If a hospital primarily wants to upload and store the ACP documents and portable medical orders siloed in its EHR to an interoperable registry, all it needs is ADVault’s document insertion API. If the primary concern is the location and retrieval of existing ACP documents and portable medical orders in the ER or the ICU, the hospital can license ADVault’s query/retrieve API. And again, users of nearly all major EHR platforms can query the ADVault Exchange for FREE via eHealth Exchange, CommonWell and Carequality, or they can leverage the added functionality available in our integrations available to customers of Epic, Cerner, and other EHR vendors. Finally, the ability to help patients create ACP documents, mental health directives, POLST/MOLST forms and other expressions of their medical treatment goals, preferences and priorities using MyDirectives for Clinicians is an excellent complement to ADVault’s other healthcare provider tools.
When hospitals choose to invest in digital ACP, and those tools are streamlined and accessible whenever and wherever they are needed most, the benefits are shared and experienced by everyone.

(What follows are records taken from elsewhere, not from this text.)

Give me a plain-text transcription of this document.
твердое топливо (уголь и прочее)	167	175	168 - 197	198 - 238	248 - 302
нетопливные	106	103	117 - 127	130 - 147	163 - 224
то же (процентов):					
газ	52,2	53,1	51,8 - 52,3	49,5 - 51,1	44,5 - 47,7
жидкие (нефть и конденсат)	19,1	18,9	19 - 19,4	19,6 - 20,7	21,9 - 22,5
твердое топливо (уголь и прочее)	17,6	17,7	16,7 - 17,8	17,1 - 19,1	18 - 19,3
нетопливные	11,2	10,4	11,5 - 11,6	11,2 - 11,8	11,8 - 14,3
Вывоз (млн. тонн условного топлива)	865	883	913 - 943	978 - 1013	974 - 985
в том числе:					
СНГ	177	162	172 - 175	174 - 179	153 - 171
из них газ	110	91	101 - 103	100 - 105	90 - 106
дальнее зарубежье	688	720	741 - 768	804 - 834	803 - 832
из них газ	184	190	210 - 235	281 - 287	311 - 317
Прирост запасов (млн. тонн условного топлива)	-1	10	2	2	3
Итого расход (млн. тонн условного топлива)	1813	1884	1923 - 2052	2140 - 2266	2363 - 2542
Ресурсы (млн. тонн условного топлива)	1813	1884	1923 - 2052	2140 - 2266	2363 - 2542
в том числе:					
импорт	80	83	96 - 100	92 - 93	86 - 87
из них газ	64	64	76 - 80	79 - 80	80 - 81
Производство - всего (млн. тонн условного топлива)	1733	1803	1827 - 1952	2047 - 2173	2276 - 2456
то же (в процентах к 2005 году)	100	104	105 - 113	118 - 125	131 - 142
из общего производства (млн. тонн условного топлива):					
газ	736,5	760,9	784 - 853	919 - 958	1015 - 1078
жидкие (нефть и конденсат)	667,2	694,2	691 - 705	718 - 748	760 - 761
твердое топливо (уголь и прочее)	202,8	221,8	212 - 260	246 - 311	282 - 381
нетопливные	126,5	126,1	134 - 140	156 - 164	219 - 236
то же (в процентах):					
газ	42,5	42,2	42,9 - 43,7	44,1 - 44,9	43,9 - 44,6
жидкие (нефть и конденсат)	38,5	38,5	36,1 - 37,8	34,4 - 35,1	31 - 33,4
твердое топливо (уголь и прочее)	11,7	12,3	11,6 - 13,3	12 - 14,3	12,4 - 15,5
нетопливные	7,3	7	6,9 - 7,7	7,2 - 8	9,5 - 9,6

Effective digital ACP has a positive impact on the morale of staff and medical personnel, as well as their productivity. A robust, comprehensive digital ACP system also reduces costs, as it decreases unwanted and unnecessary hospitalizations, medical treatments and interventions. Thus, hospitals can ensure patients actually want to be hospitalized and receive the treatments and interventions that are provided in an acute care setting.
Digital ACP relieves the burden frequently placed on nurses and administrative resources to conduct ad hoc ACP.
It also removes anxiety resulting from ambiguity around what medical treatments and interventions patients might want or not want, while also clarifying who speaks for that patient in an emergency. Unwanted and unnecessary hospitalizations are reduced, as are unwanted and unnecessary medical treatments and interventions, reducing stress on nursing and administrative resources.
Patients want access to digital ACP, because it grants peace of mind and increases the likelihood that their voices and healthcare preferences will be heard. Digital ACP also reduces the stress and uncertainty of loved ones, as they don’t have to guess what kinds of treatments and interventions the patient would want or who speaks for the patient.
When digital ACP works well, it reduces stress and burnout, saves costs, boosts quality metrics and performance scores, and reduces unnecessary and unwanted hospitalizations, medical treatments, and interventions. All of this is accomplished by centering care around patients’ voices. Digital ACP is too important to delay. Fortunately, ADVault’s healthcare provider tools address hospitals’ concerns while solving the problems and frustrations clinicians, nurses, administrative staff and other healthcare providers face every day.